In addition, bonding graph modeling has been widely used in the field of machinery. Such as, the Bond Graph methodology is originally employed to obtain a per-unitized dynamic model for a wind turbine two-mass drive train. Bond Graph is a formal multi-domain methodology that strongly enforces the energy conserving property. A natural outcome of applying this methodology is a reliable and dimensionally homogeneous per-unit dynamic model. This methodology is utilized to address the lack of dimensional homogeneity in some drive train models that are being used in the wind energy literature [22]. The aim of this article is to present an efficient dynamical model for simulating flapping robot performance employing the bond graph approach. For this purpose, the complete constitutive elements of the system under investigation, including the main body and accessories, flapping mechanism, flexible wings and propulsion system consisting of a battery, DC motors and gear boxes, are considered. A complete model of the system was developed appending bond graph models of the subsystems together utilizing appropriate junctions. SimMechanics toolbox of MATLAB software was used to investigate whether the equations obtained from the bond graph were extracted correctly and whether the relationships between all the subsystems are maintained so that they lead to a logical motion for the flapping wing. The very good agreement between the results achieved from various models illustrates the validity and accuracy of the proposed bond graph model [23]. When the precise mathematical model is established of gear train, the dynamic behavior of vibration characteristics and stability of the motion system can be truly grasped [24-27].

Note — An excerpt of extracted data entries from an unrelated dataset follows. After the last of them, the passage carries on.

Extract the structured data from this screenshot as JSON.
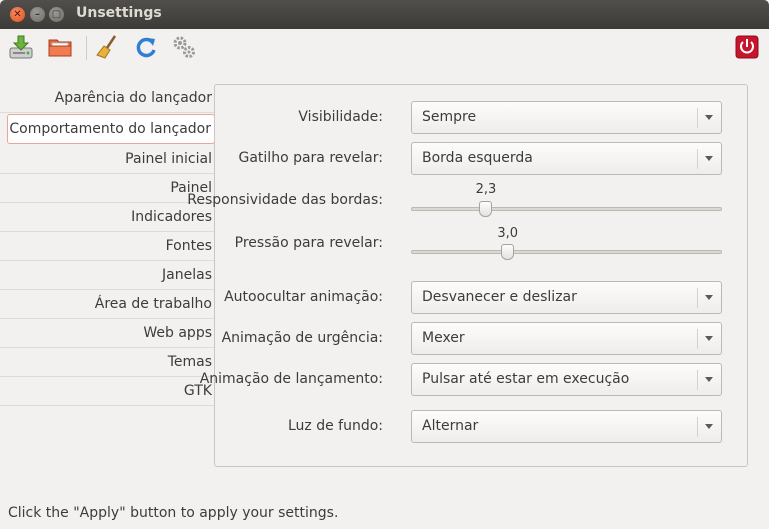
{
  "window": {
    "title": "Unsettings"
  },
  "titlebar": {
    "close_glyph": "✕",
    "minimize_glyph": "–",
    "maximize_glyph": "▢"
  },
  "toolbar": {
    "buttons": [
      {
        "icon": "save-icon"
      },
      {
        "icon": "open-folder-icon"
      },
      {
        "icon": "broom-icon"
      },
      {
        "icon": "refresh-icon"
      },
      {
        "icon": "gears-icon"
      },
      {
        "icon": "power-icon"
      }
    ]
  },
  "sidebar": {
    "items": [
      {
        "label": "Aparência do lançador"
      },
      {
        "label": "Comportamento do lançador",
        "selected": true
      },
      {
        "label": "Painel inicial"
      },
      {
        "label": "Painel"
      },
      {
        "label": "Indicadores"
      },
      {
        "label": "Fontes"
      },
      {
        "label": "Janelas"
      },
      {
        "label": "Área de trabalho"
      },
      {
        "label": "Web apps"
      },
      {
        "label": "Temas"
      },
      {
        "label": "GTK"
      }
    ]
  },
  "settings": {
    "visibility": {
      "label": "Visibilidade:",
      "value": "Sempre"
    },
    "reveal_trigger": {
      "label": "Gatilho para revelar:",
      "value": "Borda esquerda"
    },
    "edge_responsiveness": {
      "label": "Responsividade das bordas:",
      "value_text": "2,3",
      "fraction": 0.24
    },
    "reveal_pressure": {
      "label": "Pressão para revelar:",
      "value_text": "3,0",
      "fraction": 0.31
    },
    "autohide_animation": {
      "label": "Autoocultar animação:",
      "value": "Desvanecer e deslizar"
    },
    "urgency_animation": {
      "label": "Animação de urgência:",
      "value": "Mexer"
    },
    "launch_animation": {
      "label": "Animação de lançamento:",
      "value": "Pulsar até estar em execução"
    },
    "backlight": {
      "label": "Luz de fundo:",
      "value": "Alternar"
    }
  },
  "status": {
    "text": "Click the \"Apply\" button to apply your settings."
  },
  "colors": {
    "titlebar": "#3c3b37",
    "close_button": "#e2521d",
    "selection_border": "#e8a59a",
    "power_button": "#c7162b"
  }
}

According to the advantages of bond graph modeling method and combined with the structural properties of gear transmission system, an accurate dynamics model of single-loop gear system is established by bond graph method in this paper. The dynamic characteristics of this system under linear and weakly nonlinear states are studied. The relevant research results of this paper will provide guidance for the design concept of new gear transmission system, or provide theoretical reference for the design of complex loop system.

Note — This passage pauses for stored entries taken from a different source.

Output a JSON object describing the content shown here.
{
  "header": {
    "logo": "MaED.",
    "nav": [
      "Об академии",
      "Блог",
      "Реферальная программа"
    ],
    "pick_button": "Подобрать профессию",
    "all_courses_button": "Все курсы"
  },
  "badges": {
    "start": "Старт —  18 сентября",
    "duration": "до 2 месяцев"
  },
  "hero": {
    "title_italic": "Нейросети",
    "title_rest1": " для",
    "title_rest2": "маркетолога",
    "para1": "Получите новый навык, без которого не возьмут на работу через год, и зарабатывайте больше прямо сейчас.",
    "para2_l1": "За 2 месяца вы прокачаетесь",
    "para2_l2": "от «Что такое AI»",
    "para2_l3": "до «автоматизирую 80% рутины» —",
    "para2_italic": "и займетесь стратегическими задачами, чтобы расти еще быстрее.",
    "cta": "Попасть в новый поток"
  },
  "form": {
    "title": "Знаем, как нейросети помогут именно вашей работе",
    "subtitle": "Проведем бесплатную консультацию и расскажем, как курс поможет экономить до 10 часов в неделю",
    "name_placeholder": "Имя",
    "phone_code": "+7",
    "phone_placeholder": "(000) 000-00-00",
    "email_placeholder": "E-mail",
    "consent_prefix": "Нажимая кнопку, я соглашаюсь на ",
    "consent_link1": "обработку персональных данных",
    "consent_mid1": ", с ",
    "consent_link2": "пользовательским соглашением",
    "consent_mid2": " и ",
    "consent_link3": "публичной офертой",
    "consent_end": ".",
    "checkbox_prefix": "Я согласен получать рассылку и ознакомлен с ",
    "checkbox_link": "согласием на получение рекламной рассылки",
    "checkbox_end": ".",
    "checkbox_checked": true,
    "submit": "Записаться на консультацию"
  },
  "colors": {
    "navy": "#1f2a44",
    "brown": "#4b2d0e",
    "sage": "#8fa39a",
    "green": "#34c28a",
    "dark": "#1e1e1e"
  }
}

2. Establishment of analysis model for single-loop gear system

2.1. Structural model

2.1.1. Fixed shaft gear module

Fixed axle gear train module is the most basic and simplest gear transmission unit, also known as basic gear system. Its main characteristics are: the element body has and only 1 degree of freedom; Integrated input, output shaft each one; the initial position of the axis line of each gear always remains unchanged. According to the simplified rule of transforming the gear transmission system into an equivalent transmission structure diagram in literature [28, 29], the structure diagram of the fixed-shaft gear module is constructed, as shown in Table 1. Where, "□" represents the image diagram of gear box, P is the code of the fixed shaft unit body, I and O are the input and output ends of the unit body, α and β are the equivalent input and output shafts of the unit body. The fixed shaft gear train unit body is referred to as P unit body. It is likely to a pair of meshing gears, or a complex fixed shaft gear train.

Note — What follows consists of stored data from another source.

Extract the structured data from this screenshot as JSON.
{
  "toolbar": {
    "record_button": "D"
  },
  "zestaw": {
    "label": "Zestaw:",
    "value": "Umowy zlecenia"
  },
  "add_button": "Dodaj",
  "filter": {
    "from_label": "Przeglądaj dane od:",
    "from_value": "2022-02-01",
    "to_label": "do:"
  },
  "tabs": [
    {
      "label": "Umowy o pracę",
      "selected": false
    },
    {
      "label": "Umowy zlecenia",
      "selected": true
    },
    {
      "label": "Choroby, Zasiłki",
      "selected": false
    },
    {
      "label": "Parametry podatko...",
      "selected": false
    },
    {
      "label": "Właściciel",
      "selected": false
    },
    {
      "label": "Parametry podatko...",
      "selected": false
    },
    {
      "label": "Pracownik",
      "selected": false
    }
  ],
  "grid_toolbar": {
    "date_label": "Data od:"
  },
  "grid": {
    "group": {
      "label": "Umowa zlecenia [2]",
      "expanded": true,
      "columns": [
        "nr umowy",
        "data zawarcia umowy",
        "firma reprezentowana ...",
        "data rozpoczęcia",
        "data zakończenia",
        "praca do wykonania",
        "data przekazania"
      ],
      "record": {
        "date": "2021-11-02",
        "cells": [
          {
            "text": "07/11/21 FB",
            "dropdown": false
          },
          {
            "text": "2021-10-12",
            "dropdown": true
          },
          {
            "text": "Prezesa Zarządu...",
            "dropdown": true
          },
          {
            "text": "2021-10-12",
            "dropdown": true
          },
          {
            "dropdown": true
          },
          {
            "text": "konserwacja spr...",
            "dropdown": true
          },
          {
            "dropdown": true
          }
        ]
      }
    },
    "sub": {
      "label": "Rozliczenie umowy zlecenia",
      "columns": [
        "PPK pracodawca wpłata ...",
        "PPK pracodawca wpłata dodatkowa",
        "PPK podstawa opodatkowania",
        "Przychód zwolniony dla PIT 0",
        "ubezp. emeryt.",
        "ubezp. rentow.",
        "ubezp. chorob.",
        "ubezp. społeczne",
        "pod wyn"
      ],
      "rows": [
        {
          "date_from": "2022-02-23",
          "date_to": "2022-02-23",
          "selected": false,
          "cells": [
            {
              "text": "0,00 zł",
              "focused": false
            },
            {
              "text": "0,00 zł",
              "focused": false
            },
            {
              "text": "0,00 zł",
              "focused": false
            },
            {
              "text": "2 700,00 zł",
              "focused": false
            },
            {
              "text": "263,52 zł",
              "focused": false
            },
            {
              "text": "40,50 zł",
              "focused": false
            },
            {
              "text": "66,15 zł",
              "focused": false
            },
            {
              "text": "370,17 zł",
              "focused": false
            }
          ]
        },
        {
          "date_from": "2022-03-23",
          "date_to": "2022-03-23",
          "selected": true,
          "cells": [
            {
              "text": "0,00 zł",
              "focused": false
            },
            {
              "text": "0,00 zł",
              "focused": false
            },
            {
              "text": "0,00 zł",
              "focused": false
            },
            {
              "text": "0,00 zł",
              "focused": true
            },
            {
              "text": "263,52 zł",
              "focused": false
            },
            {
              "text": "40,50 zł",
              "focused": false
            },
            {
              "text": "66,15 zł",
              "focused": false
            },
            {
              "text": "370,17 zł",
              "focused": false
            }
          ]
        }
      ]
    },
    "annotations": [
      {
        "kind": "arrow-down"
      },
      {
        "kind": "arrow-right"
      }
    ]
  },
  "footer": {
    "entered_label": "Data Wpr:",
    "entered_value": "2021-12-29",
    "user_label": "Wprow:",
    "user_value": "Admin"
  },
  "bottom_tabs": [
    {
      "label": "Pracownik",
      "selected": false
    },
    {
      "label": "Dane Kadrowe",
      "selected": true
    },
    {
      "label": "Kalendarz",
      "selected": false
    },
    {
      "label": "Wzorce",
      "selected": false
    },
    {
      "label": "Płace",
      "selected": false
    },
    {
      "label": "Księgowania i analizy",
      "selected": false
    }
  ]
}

2.1.2. Planetary gear module

Planetary gear module is also the most basic, and simplest transmission unit, also known as differential gear system. Its main characteristics are: the element body has two degrees of freedom; there are three shafts connected with the turnover unit body; The element body has differential characteristics. Similarly, the construction method of the structure diagram of planetary gear train unit is the same as that of fixed-axis unit, as shown in Table 2. Where, "○" represents the image diagram of a single row of planetary discs, X is the code of the turnover unit body, I, O and N are the three shaft ends of the turnover unit body respectively, and a, b and c are the equivalent drive shafts (basic components) of the turnover unit body respectively. This type of planetary gear train element can also be called X element. For practical use, such as two inputs and one output, X unit body in this case constituted a confluence output mechanism. Conversely, there may be two outputs and one input, and the X element body in this case constitutes a shunt output mechanism.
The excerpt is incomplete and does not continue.